Above all, in this new context we must trust in God. Through his grace, conversion is possible even in the most difficult of circumstances. Pastora ly this means we have to trust more in God than in our own ingenuity or eloquence. It means more prayer and less activism. We have to trust that in God's providence a moment will come when we can win the hearts and minds of these often fine and generous couples to the fullness of Christ's message. Nor is it fair just to assume that absolutely everyone is using contraception. Though few in numbers, there are now families - even in secular Britain -who live out the fullness of the Church's teaching and who are compelling witnesses to the beauty of our faith. But we must also recognise that we cannot expect our culture to change overnight. It maytake generations for the prophetic nature of Paul Vl's encyclical to be fully appreciated.
Even so, certain pastoral contexts are more clear-cut. In our schools, in university chaplaincies and in our marriage preparation courses, for example, we must be fearless in proclaiming the Church's teaching. In these situations we are usually dealing with people who are not yet in a settled pattern of life and who have not made implicit relationship commitments to others. It is, therefore, incumbent upon us to give the fullness of the Church's teaching.
To do less is at best a gross dereliction of duty and at worst a personal betrayal of Christ. It would be wrong to assume that people, the young especially, are incapable of generosity or nobility of heart.

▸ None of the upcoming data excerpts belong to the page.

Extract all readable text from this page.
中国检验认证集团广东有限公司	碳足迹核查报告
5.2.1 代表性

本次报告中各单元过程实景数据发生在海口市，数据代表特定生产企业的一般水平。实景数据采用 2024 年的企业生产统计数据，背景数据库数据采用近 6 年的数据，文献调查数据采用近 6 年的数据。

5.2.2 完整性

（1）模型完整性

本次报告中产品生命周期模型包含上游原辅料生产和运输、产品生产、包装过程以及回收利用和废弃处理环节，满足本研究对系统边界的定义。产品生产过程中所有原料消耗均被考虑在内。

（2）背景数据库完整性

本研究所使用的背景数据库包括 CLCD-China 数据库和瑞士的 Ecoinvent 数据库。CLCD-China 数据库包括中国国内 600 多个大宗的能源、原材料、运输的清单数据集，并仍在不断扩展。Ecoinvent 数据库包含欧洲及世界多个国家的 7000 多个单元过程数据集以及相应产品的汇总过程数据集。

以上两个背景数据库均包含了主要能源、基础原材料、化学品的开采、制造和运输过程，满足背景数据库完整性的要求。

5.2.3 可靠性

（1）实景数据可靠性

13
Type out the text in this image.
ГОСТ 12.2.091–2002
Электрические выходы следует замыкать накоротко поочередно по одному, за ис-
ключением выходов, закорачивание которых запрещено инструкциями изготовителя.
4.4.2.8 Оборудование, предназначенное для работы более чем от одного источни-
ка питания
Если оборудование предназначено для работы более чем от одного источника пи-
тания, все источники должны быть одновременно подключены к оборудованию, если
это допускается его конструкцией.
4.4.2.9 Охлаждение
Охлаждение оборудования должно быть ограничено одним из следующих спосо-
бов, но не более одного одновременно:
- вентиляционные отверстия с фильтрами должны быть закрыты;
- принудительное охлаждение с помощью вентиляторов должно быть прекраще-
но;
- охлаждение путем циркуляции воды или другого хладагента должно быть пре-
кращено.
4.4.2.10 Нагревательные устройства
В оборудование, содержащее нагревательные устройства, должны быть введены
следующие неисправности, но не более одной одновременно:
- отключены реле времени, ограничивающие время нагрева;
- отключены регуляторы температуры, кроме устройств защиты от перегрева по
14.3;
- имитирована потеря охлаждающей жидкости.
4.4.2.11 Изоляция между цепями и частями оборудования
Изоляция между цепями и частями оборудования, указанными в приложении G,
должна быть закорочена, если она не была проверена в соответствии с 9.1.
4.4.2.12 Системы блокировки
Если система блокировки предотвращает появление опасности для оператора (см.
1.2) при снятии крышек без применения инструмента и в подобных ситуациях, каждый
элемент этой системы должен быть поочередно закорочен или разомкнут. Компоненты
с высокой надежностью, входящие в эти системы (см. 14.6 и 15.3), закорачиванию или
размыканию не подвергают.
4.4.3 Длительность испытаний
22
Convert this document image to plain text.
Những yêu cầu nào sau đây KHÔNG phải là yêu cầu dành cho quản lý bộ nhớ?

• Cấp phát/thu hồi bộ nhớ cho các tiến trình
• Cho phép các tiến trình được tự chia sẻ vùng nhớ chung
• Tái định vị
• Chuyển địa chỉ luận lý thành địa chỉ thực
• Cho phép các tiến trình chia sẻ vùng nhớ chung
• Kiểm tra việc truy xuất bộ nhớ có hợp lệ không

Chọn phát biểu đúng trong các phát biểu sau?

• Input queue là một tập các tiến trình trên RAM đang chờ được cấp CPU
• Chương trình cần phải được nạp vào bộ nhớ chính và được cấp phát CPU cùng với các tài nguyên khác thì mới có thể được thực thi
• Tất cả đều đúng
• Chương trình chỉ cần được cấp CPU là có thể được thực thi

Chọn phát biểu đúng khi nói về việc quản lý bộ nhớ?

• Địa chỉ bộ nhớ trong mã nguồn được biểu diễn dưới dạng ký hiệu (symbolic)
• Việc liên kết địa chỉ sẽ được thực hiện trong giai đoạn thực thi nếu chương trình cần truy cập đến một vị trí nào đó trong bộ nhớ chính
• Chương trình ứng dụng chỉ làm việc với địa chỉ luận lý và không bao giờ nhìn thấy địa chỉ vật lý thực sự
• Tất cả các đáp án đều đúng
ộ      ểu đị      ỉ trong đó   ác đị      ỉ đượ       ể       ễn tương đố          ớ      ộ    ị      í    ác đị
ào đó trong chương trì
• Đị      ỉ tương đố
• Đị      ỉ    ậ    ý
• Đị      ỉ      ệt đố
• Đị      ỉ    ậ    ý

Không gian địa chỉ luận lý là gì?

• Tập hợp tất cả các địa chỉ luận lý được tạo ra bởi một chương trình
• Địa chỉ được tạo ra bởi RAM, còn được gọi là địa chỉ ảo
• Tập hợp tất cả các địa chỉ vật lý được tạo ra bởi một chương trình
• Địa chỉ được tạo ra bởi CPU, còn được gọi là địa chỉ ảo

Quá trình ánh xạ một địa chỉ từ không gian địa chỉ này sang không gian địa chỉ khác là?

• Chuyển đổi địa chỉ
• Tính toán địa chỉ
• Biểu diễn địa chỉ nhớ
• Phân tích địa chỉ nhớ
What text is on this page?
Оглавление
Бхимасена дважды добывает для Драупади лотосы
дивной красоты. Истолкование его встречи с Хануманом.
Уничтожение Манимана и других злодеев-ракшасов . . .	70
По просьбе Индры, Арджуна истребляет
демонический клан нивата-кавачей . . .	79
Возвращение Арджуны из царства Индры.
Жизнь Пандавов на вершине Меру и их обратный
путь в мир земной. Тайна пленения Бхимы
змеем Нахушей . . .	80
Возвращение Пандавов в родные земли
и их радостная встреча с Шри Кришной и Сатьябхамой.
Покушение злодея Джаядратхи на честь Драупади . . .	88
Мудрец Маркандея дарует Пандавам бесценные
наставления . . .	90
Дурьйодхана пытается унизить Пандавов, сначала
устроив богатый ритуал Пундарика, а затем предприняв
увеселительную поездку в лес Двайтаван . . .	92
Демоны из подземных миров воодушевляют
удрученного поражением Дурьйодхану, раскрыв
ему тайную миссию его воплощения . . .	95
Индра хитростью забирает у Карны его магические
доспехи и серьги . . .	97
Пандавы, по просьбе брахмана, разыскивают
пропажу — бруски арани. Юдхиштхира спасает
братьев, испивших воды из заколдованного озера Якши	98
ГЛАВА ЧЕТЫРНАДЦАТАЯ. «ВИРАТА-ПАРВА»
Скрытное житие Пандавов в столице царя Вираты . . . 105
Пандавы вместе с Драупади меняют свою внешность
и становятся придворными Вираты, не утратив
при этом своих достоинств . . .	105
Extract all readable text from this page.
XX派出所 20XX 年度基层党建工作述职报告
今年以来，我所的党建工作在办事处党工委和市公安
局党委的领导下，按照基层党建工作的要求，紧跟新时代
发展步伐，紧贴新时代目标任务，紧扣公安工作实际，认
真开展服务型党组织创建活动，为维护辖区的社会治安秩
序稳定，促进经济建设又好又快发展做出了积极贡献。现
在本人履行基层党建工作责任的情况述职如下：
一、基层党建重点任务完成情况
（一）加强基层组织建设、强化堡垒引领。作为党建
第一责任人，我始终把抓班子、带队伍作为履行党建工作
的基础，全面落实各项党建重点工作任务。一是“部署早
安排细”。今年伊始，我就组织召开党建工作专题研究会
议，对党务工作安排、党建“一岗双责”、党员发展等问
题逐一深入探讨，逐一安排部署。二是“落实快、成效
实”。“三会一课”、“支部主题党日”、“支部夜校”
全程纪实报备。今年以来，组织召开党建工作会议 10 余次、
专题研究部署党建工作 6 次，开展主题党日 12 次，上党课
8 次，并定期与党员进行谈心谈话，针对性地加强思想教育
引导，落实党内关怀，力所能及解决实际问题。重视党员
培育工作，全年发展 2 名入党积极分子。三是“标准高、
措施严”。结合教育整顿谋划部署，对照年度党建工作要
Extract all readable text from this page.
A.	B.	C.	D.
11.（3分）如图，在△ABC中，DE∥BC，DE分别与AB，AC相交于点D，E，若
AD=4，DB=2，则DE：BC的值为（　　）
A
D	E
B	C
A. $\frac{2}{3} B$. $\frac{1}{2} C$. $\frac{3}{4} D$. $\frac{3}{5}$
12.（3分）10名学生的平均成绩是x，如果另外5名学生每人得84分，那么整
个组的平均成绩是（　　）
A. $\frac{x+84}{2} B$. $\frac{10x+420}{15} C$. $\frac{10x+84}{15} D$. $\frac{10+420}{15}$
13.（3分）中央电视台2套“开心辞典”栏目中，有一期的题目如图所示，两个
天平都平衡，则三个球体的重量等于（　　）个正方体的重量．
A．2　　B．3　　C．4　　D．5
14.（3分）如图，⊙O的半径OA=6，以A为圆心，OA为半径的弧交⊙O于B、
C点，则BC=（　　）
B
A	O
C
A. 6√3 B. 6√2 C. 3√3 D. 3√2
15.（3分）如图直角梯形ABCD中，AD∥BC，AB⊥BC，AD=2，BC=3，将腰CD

No one aspires to be mediocre. We all want to be noble and beautiful and to do extraordinary things with our lives. And what is more noble and more beautiful and more extraordinary than the family?
When we compromise or fudge the Church's teaching on this matter we betray our own Catholic faithful, which is terrible -but we also let down wider society. Our society needs families simply to survive and it needs the example of good families in order to flourish. Only the fullness of the Church's teaching can provide a credible alternative to the nihilistic hedonism of our culture. The compelling witness of Catholic families and the manifest beauty and nobility of married life will be the most effective counter-arguments to those forces that now menace the family. And in our society, and for our contemporaries, Catholic marriage and family life lived in its fullness is the most eloquent proclamation of "the word of truth that the Lord Jesus has left us".